A commission contract that looks clean at first reading often contains omissions that cost playwrights money and creative control years later. These gaps are not always intentional, but they are consistently present.
The revision clause problem
Most commissions include language requiring the playwright to deliver revisions upon request. Few specify a limit on the number of revision rounds or define what constitutes a completed revision cycle.
Without that boundary, a theatre can request changes indefinitely while the playwright receives no additional compensation. Adding a clause that caps revision rounds at three, with a renegotiation trigger after that, is reasonable and rarely contested when raised professionally.
Production window language
A commission does not automatically guarantee production.
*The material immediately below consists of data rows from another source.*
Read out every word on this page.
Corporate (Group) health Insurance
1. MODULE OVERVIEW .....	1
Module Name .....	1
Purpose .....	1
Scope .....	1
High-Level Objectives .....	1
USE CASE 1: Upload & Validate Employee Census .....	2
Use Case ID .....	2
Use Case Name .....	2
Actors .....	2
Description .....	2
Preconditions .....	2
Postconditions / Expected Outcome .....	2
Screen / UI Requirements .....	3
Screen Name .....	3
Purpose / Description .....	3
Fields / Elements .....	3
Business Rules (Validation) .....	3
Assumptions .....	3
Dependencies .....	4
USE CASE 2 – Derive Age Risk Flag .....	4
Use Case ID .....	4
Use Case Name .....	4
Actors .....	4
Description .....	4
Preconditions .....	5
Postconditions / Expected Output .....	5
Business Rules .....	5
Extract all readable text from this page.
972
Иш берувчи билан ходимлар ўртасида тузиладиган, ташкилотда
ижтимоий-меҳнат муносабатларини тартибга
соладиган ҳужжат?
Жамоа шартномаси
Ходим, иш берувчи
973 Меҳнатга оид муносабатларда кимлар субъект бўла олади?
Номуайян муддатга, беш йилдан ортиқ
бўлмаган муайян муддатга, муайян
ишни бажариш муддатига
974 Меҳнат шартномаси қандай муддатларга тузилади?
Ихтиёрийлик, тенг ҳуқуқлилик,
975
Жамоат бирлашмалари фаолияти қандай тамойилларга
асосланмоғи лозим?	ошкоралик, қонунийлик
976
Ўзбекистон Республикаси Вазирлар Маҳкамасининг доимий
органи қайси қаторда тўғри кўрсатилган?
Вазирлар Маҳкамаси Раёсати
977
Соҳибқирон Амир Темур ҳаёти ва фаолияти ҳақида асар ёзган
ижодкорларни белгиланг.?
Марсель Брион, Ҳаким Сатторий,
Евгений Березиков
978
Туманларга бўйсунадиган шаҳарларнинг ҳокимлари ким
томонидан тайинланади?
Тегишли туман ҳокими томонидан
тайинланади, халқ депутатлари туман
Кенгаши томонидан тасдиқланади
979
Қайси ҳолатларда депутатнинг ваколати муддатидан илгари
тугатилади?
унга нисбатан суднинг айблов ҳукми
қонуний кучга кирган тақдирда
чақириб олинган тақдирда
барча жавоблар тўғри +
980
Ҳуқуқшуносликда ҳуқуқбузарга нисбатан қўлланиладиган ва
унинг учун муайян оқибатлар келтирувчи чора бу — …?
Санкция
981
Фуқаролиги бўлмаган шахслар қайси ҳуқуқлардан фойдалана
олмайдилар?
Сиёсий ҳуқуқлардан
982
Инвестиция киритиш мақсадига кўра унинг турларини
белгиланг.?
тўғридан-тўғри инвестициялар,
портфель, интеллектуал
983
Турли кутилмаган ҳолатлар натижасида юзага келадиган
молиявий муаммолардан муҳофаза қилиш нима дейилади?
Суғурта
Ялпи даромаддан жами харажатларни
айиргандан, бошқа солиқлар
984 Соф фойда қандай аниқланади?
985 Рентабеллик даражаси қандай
Many contracts grant the theatre a production option for 18 to 36 months without obligating them to exercise it.
If the option expires unexercised, rights revert. But if the language is vague, the reversion can be disputed. Request a specific reversion date written explicitly into the contract, not implied by option expiry language alone.
Step-by-step negotiation approach
- Request the contract at least two weeks before the signing deadline.
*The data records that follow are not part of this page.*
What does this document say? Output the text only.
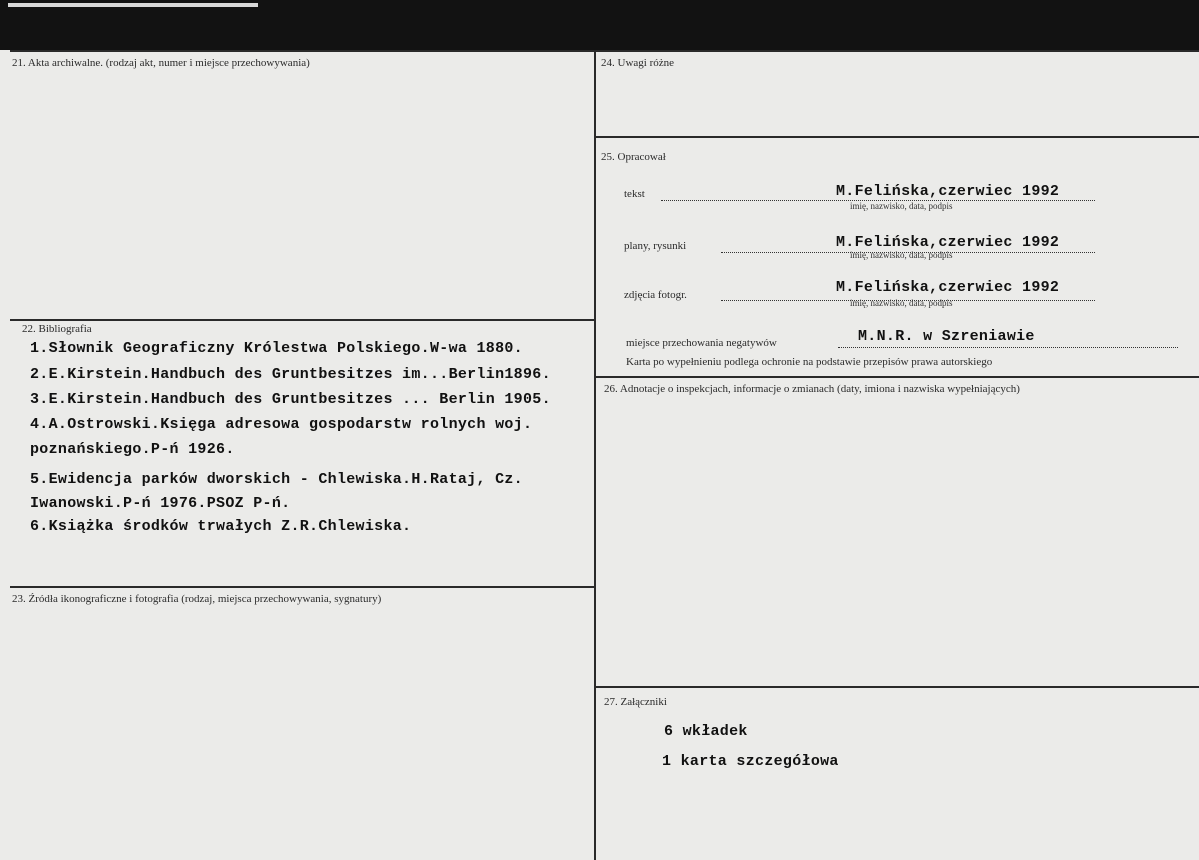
21. Akta archiwalne. (rodzaj akt, numer i miejsce przechowywania)
22. Bibliografia
1.Słownik Geograficzny Królestwa Polskiego.W-wa 1880.
2.E.Kirstein.Handbuch des Gruntbesitzes im...Berlin1896.
3.E.Kirstein.Handbuch des Gruntbesitzes ... Berlin 1905.
4.A.Ostrowski.Księga adresowa gospodarstw rolnych woj.
poznańskiego.P-ń 1926.
5.Ewidencja parków dworskich - Chlewiska.H.Rataj, Cz.
Iwanowski.P-ń 1976.PSOZ P-ń.
6.Książka środków trwałych Z.R.Chlewiska.
23. Źródła ikonograficzne i fotografia (rodzaj, miejsca przechowywania, sygnatury)
24. Uwagi różne
25. Opracował
tekst	M.Felińska,czerwiec 1992
imię, nazwisko, data, podpis
plany, rysunki	M.Felińska,czerwiec 1992
imię, nazwisko, data, podpis
zdjęcia fotogr.	M.Felińska,czerwiec 1992
imię, nazwisko, data, podpis
miejsce przechowania negatywów	M.N.R. w Szreniawie
Karta po wypełnieniu podlega ochronie na podstawie przepisów prawa autorskiego
26. Adnotacje o inspekcjach, informacje o zmianach (daty, imiona i nazwiska wypełniających)
27. Załączniki
6 wkładek
1 karta szczegółowa
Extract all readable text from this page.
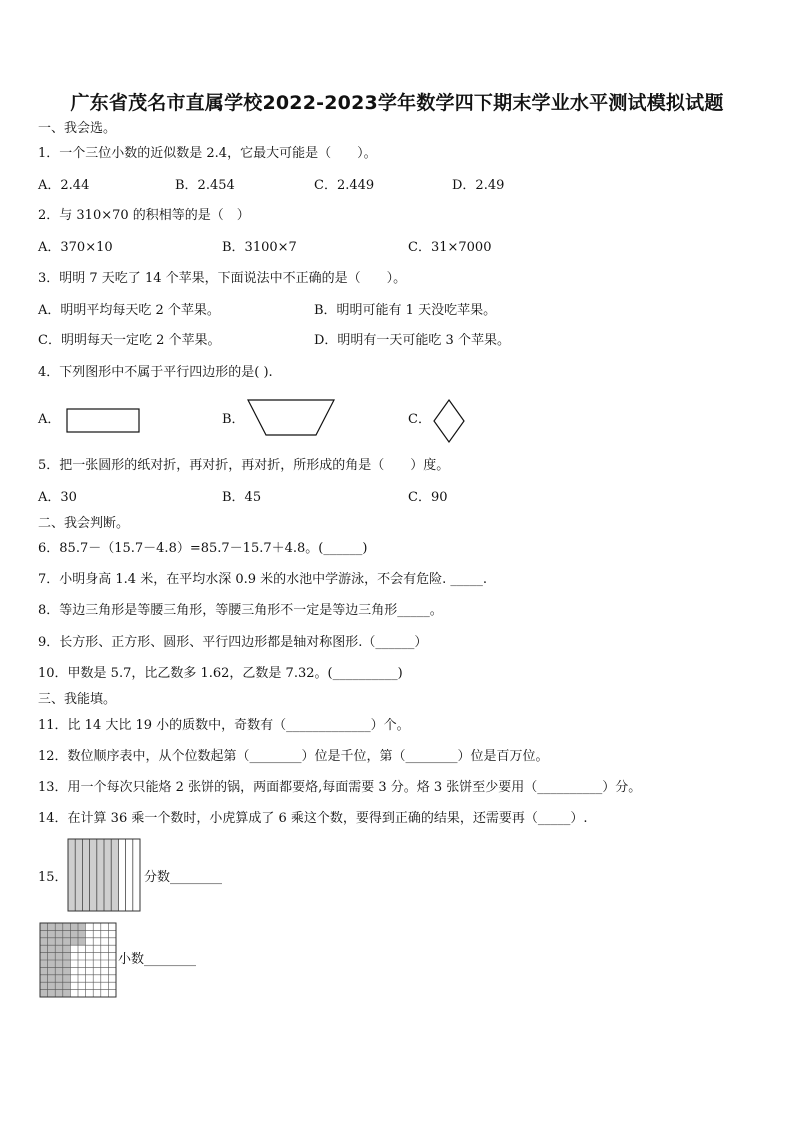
广东省茂名市直属学校2022-2023学年数学四下期末学业水平测试模拟试题
一、我会选。
1．一个三位小数的近似数是 2.4，它最大可能是（　　）。
A．2.44	B．2.454	C．2.449	D．2.49
2．与 310×70 的积相等的是（　）
A．370×10	B．3100×7	C．31×7000
3．明明 7 天吃了 14 个苹果，下面说法中不正确的是（　　）。
A．明明平均每天吃 2 个苹果。	B．明明可能有 1 天没吃苹果。
C．明明每天一定吃 2 个苹果。	D．明明有一天可能吃 3 个苹果。
4．下列图形中不属于平行四边形的是( ).
A．	B．	C．
5．把一张圆形的纸对折，再对折，再对折，所形成的角是（　　）度。
A．30	B．45	C．90
二、我会判断。
6．85.7－（15.7－4.8）=85.7－15.7＋4.8。(______)
7．小明身高 1.4 米，在平均水深 0.9 米的水池中学游泳，不会有危险. _____.
8．等边三角形是等腰三角形，等腰三角形不一定是等边三角形_____。
9．长方形、正方形、圆形、平行四边形都是轴对称图形.（______）
10．甲数是 5.7，比乙数多 1.62，乙数是 7.32。(__________)
三、我能填。
11．比 14 大比 19 小的质数中，奇数有（_____________）个。
12．数位顺序表中，从个位数起第（________）位是千位，第（________）位是百万位。
13．用一个每次只能烙 2 张饼的锅，两面都要烙,每面需要 3 分。烙 3 张饼至少要用（__________）分。
14．在计算 36 乘一个数时，小虎算成了 6 乘这个数，要得到正确的结果，还需要再（_____）.
15．	分数________
小数________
- Mark every clause that uses the word reasonable or satisfactory without defining the standard.
- Draft proposed replacements for those clauses using specific numbers and timeframes.
- Send revisions in a single document, not piecemeal.
- Follow up with a phone call, not email, to discuss contested points.
Theatres expect negotiation from writers who take their work seriously. A contract that protects both sides tends to produce a better working relationship anyway.